City funding for Rambla project delayed


In other news, city staff will hold a public meeting on issue of public right-of-way, and council debates cost of its PR firm.

By Jonathan Friedman / Special to The Malibu Times

Malibu City Council members at their Monday night meeting offered their sympathies to residents living on and near Rambla Pacifico Road, who have been trying to replace a destroyed portion of the road for nearly 30 years. But the council members were unable to offer any money as the residents had requested due to legal issues.

City Attorney Christi Hogin said she and City Manager Jim Thorsen would continue to speak with the leadership of the Lower Rambla Pacifico Road Homeowners Association to find a solution.

Mayor Jefferson Wagner had placed an item on the agenda to give the homeowners group $200,000 toward its private road project that will cost more than $3 million. This would lower the amount of money homeowners would have to pay per household for the project that will reestablish a link between the northern and southern sections of Rambla Pacifico. The link was destroyed in a 1984 landslide, and has forced drivers to take a long route to get home. But more importantly, it has lengthened the time for emergency vehicles to access the area.

This is a private project because the city cannot build a road over an active landslide. The Planning Commission approved a permit for the gates proposed for the 1,800-foot-long, 20-foot-wide road last month.

A large number of area residents and supporters from other portions of Malibu spoke at the meeting. Several residents said they were struggling to come up with the money for the project, and said anything the city could do to lower the cost would be helpful. The total amount homeowners will need to pay will not be known until it is determined how many will pay into the project.

Hogin said the law is clear: The city cannot put money toward a gated road. She said one idea would be to remove the gates from the project, but that is not possible because they are needed since this is a “substandard road.”

“[The project] seems uncontroversial here in this chambers, but it only takes one plaintiff,” said Hogin about why the city cannot just ignore the law. She noted this road has been the subject of litigation previously, one of the reasons the issue has not been solved for so long. Hogin continued, “Beyond that, we are a land of laws, not of passions only. And so we do have to take that into account. There are ways to cut a path where none have gone before.”

The council members said they would support funding for the project, they just need to figure out a way to legally do so.

“It is a safety issue,” Councilmember Lou La Monte said at the meeting. “It is completely a safety issue. And somehow we have to find a way to help you because you are our neighbors.”

Also at the meeting, the council instructed city staff to hold a public meeting for residents on Busch Drive about the issue of private items extending onto the public right-of-way. According to a city staff report, private items encroach onto the public street “from simple vegetation and tree plantings to installation of structures such as large mail boxes, driveways, retaining walls, irrigation systems, and fences.” In the long term, the city would like to put sidewalks or some sort of path on what many consider to be a dangerous street for pedestrians. The public right-of-way must be cleared to do this.

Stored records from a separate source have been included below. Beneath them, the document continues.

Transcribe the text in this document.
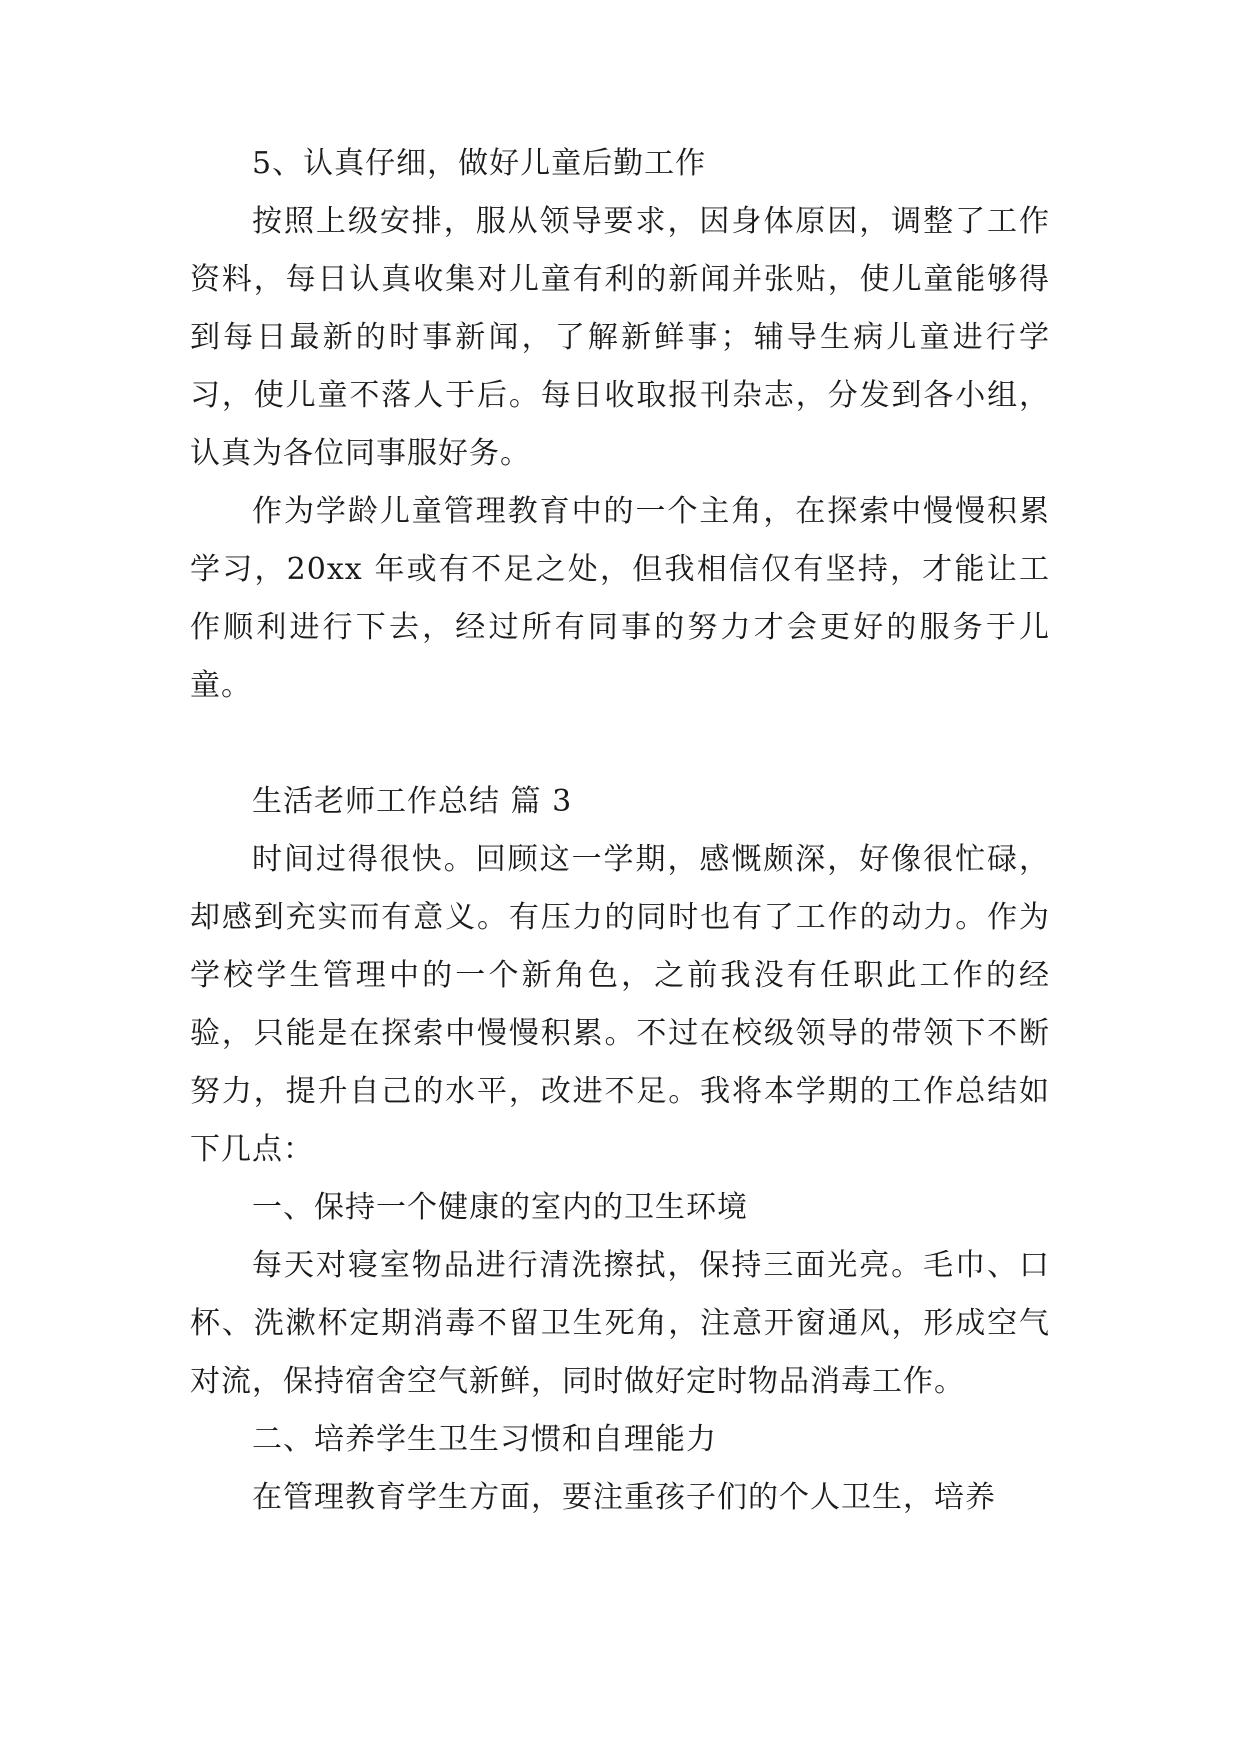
5、认真仔细，做好儿童后勤工作

按照上级安排，服从领导要求，因身体原因，调整了工作资料，每日认真收集对儿童有利的新闻并张贴，使儿童能够得到每日最新的时事新闻，了解新鲜事；辅导生病儿童进行学习，使儿童不落人于后。每日收取报刊杂志，分发到各小组，认真为各位同事服好务。

作为学龄儿童管理教育中的一个主角，在探索中慢慢积累学习，20xx 年或有不足之处，但我相信仅有坚持，才能让工作顺利进行下去，经过所有同事的努力才会更好的服务于儿童。

生活老师工作总结 篇 3

时间过得很快。回顾这一学期，感慨颇深，好像很忙碌，却感到充实而有意义。有压力的同时也有了工作的动力。作为学校学生管理中的一个新角色，之前我没有任职此工作的经验，只能是在探索中慢慢积累。不过在校级领导的带领下不断努力，提升自己的水平，改进不足。我将本学期的工作总结如下几点：

一、保持一个健康的室内的卫生环境

每天对寝室物品进行清洗擦拭，保持三面光亮。毛巾、口杯、洗漱杯定期消毒不留卫生死角，注意开窗通风，形成空气对流，保持宿舍空气新鲜，同时做好定时物品消毒工作。

二、培养学生卫生习惯和自理能力

在管理教育学生方面，要注重孩子们的个人卫生，培养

Mayor Pro Tem John Sibert said the city could begin by forcing homeowners with smaller items to clear them. Hogin said this was not possible because the city could not “pick and choose.” She said it would also encourage people to install major items in the right-of-way.

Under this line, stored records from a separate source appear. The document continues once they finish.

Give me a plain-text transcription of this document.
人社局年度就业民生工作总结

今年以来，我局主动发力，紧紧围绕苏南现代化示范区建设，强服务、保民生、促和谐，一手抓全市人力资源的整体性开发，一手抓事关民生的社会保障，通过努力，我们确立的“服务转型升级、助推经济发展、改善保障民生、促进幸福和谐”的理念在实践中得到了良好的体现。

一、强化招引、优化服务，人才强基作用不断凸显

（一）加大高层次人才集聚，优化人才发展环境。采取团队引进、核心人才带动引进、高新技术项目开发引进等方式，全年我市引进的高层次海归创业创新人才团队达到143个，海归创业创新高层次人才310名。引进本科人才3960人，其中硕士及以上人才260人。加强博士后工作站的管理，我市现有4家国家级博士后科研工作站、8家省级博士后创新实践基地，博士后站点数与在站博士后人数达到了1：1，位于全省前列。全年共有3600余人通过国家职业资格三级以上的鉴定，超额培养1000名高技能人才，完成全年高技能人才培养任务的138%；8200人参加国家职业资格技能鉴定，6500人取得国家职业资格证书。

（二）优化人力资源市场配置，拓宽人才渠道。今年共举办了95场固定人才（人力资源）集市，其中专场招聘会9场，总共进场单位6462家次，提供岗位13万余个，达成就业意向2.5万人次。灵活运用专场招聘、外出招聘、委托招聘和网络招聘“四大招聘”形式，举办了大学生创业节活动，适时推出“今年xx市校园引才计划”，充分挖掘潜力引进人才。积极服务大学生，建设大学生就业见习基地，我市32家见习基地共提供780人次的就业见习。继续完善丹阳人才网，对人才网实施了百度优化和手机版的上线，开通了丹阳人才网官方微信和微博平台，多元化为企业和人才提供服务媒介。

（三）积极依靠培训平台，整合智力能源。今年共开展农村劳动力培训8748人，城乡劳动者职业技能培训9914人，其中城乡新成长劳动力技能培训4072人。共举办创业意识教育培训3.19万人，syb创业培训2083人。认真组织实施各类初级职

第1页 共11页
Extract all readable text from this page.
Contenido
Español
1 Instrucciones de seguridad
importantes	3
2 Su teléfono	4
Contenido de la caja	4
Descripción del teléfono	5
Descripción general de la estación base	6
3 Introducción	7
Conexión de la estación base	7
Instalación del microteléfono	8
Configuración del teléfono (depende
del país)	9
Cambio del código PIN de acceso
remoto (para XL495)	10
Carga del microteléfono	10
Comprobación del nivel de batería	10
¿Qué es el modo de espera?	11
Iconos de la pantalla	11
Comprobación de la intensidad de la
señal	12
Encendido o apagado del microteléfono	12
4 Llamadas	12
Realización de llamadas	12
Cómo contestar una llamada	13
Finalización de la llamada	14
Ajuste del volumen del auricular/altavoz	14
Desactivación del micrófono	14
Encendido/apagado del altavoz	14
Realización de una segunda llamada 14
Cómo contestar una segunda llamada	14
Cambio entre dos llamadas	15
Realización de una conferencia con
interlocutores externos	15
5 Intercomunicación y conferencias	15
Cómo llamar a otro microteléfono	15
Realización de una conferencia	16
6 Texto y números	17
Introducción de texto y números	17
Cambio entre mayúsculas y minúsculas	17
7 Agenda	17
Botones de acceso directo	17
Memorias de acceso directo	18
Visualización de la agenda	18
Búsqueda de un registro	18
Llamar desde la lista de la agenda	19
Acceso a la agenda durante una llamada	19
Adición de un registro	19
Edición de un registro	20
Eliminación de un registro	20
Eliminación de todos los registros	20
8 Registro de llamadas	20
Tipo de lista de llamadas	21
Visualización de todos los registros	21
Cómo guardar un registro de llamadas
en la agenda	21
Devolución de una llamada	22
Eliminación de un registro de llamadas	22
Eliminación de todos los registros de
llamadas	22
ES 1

The council also approved a six-month contract extension for Fiona Hutton & Associates, which has been doing public relations work for the city since last July. The contract is for $8,000 per month with a 30-day termination clause. Public Safety Commissioner Susan Tellem told the council the contract should go out for a competitive bidding process. Tellem, who runs her own public relations firm, said she believes other firms would do the work for much less money. Councilmember Pamela Conley Ulich also said she would like a competitive bidding process, and she questioned the city’s use of a public relations firm.

“It concerns me that we are paying a PR firm $8,000 a month to spin,” she said. “And where I come from, actions speak louder than any words. And I am really pleased how this city has acted … it’s our job to be the communicators, not the PR firm. And I’m concerned that staff is having the PR firm speak, and not the people who were elected.”

Several council members agreed that a competitive process should be done, but this was not the time to do it. The council voted to do one when the next renewal comes up. The ban on septic systems in central Malibu will go before the State Water Resources Board this fall, and Hutton has been working on defending Malibu’s position against the prohibition. Council members said it would be unwise to make a change at this time.

“This is not the right time to change horses on that one,” Sibert said. “We’re dealing with the state water board, regional water board and a number of people in Sacramento. Fiona’s organization has been great at doing that. And that’s an important part of the public relations you don’t see by what’s in newspaper articles.”